Cuando algo empieza, y lo agarramos como la tapadera que cubre una olla a presión, como el trapo que se posa sobre una herida abierta, como un nuevo signo de interrogación que nos haga olvidar la cuestión anterior, no atisbamos con el compás, ni con el rotring. El bloc entero es de nuevo blanco, y pareciera que nunca hubo una mancha. Hasta que se hace el tintero"
Efectivamente, confidentes, no todo es cuantificable: las ansiedades primerizas son bastante cortas para atisbar distancias. Pero son precisamente las que mejor advinan el posterior batacazo.

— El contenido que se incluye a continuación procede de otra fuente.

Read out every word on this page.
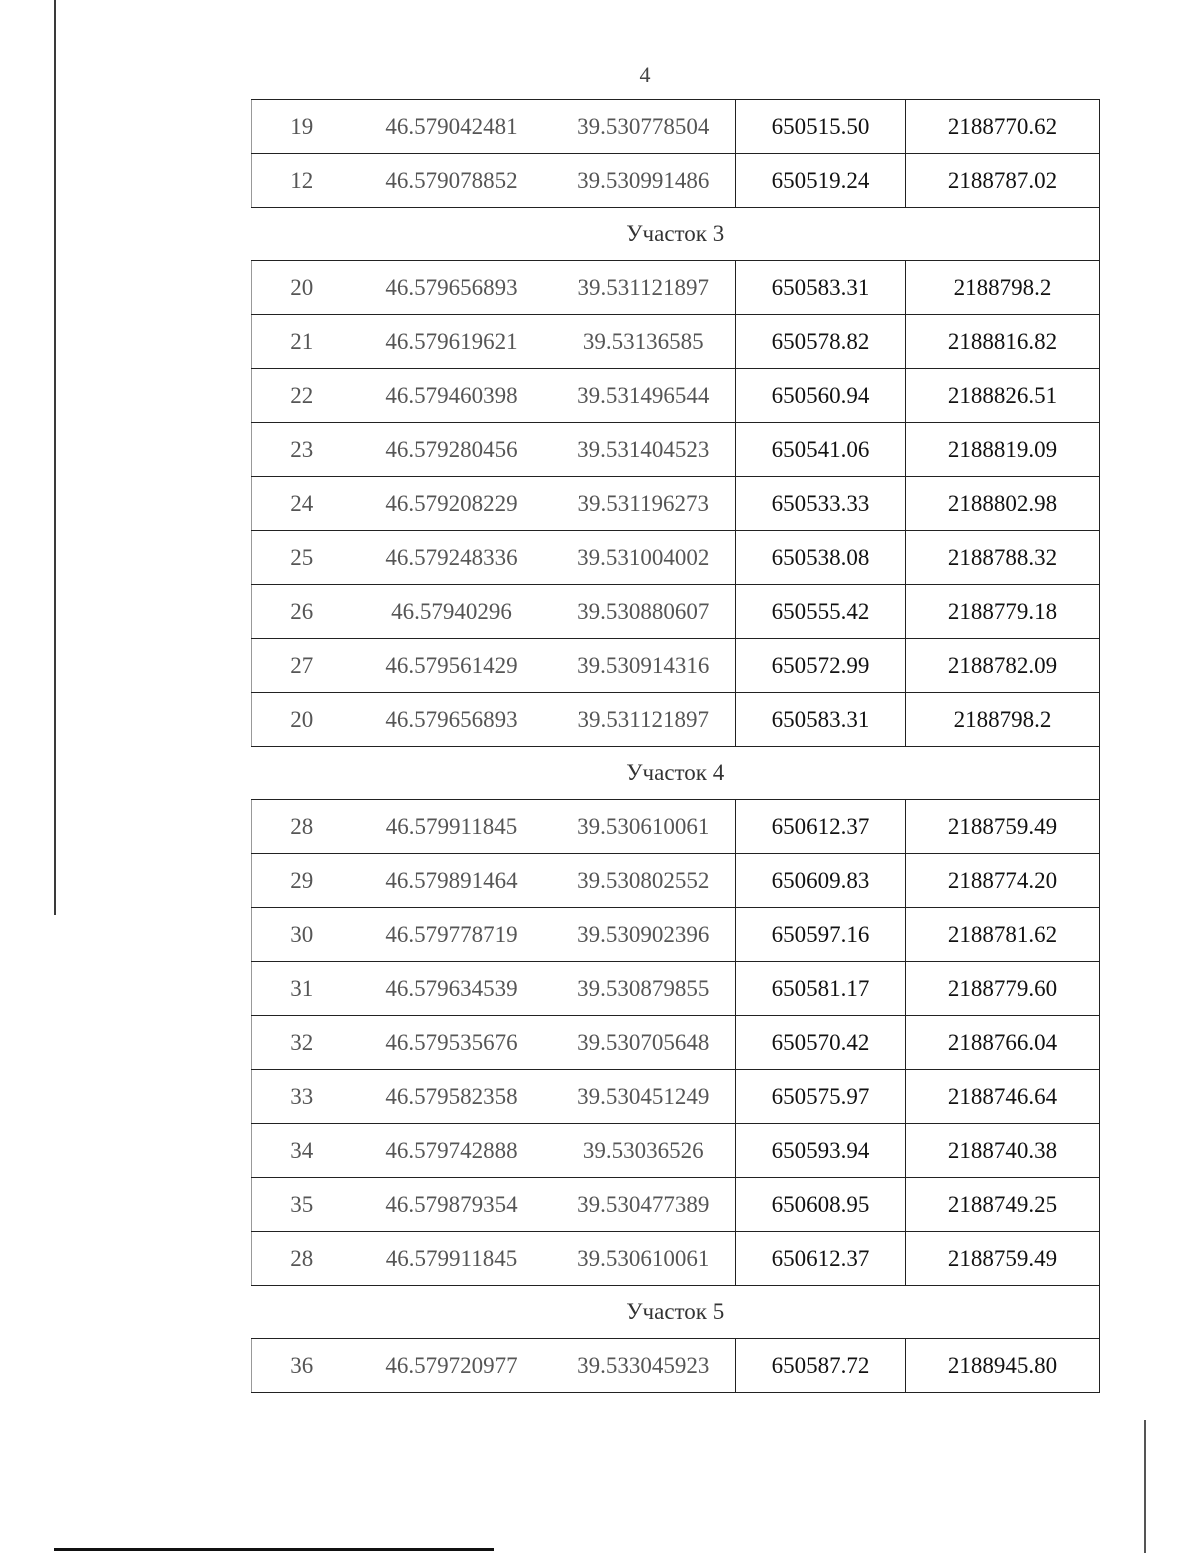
4
19	46.579042481	39.530778504	650515.50	2188770.62
12	46.579078852	39.530991486	650519.24	2188787.02
Участок 3				
20	46.579656893	39.531121897	650583.31	2188798.2
21	46.579619621	39.53136585	650578.82	2188816.82
22	46.579460398	39.531496544	650560.94	2188826.51
23	46.579280456	39.531404523	650541.06	2188819.09
24	46.579208229	39.531196273	650533.33	2188802.98
25	46.579248336	39.531004002	650538.08	2188788.32
26	46.57940296	39.530880607	650555.42	2188779.18
27	46.579561429	39.530914316	650572.99	2188782.09
20	46.579656893	39.531121897	650583.31	2188798.2
Участок 4				
28	46.579911845	39.530610061	650612.37	2188759.49
29	46.579891464	39.530802552	650609.83	2188774.20
30	46.579778719	39.530902396	650597.16	2188781.62
31	46.579634539	39.530879855	650581.17	2188779.60
32	46.579535676	39.530705648	650570.42	2188766.04
33	46.579582358	39.530451249	650575.97	2188746.64
34	46.579742888	39.53036526	650593.94	2188740.38
35	46.579879354	39.530477389	650608.95	2188749.25
28	46.579911845	39.530610061	650612.37	2188759.49
Участок 5				
36	46.579720977	39.533045923	650587.72	2188945.80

Mil besos a todos, y gracias, gracias, gracias....
MarivipSuperstar
5 oct 2009 | 10:09 PM
jajajajajaja... ¡El caso es darse el batacazo!, no???... jajajaja,
¡Viva el optimismo!... Como te coja.... ¡Tú lo que tienes es caguitis! Y uno no tiene caguitis por nada... Nosesimentiendes, jajajajaja
grelinno
6 oct 2009 | 12:48 PM
Escribo esto y lo hago con la convicción plena de ser tocapelotas pero... lo mismo que decía hace unos días "digamos que contrariamente a lo que tú escribes (y no es que lo niegue, que no, porque sé que todo lo aquí escrito es cierto y más que cierto es una gran verdad del universo o verdad universal) en mí esas máximas no aplican".

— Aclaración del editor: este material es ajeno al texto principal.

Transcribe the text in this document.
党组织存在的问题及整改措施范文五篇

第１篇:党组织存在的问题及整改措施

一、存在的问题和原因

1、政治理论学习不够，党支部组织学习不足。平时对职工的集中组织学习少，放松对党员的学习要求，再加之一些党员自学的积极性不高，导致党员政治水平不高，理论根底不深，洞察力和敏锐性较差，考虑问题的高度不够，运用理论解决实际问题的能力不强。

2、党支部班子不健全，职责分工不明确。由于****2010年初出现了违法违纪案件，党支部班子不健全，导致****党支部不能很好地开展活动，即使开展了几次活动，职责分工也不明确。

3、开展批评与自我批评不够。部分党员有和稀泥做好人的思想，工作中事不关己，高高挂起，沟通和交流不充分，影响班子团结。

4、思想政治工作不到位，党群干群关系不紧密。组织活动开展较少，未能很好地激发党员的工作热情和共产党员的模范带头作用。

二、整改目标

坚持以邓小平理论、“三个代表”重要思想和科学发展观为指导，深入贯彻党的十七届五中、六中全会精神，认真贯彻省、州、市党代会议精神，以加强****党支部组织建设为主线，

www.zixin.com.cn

No soy persona de a Rey muerto, Rey puesto, de clavos que quitan otros clavos, ni manchas de moras que quitan otras... soy una persona rara, sí, una persona a la que aunque parezca lo contrario le cuesta abrirse o más bien entregarse a otros, una persona que casi nunca echa de menos... pero soy una persona a la que si se le llega al corazón y ese corazón le hace un hueco ese hueco (grande o pequeño) queda ahí para siempre y por eso el miedo a las desapariciones, el miedo a que la gente se vaya de la misma forma que ha llegado (de repente), porque cuando se van el hueco en mi corazón ahí se queda y me veo obligado a cerrarlo, clausurarlo, arrancarlo y al arrancarlo es un trozo más de corazón que pierdo, una parte más de mí que tengo que suicidar.
En fin, quizás todo sea que en esto de las relaciones, las amistades, los roles sociales, hay más de una teoría, más de una posibilidad pero todas, al fin y al cabo, estén ya medidas y respondan a patrones trazados a golpe de escuadra y cartabón.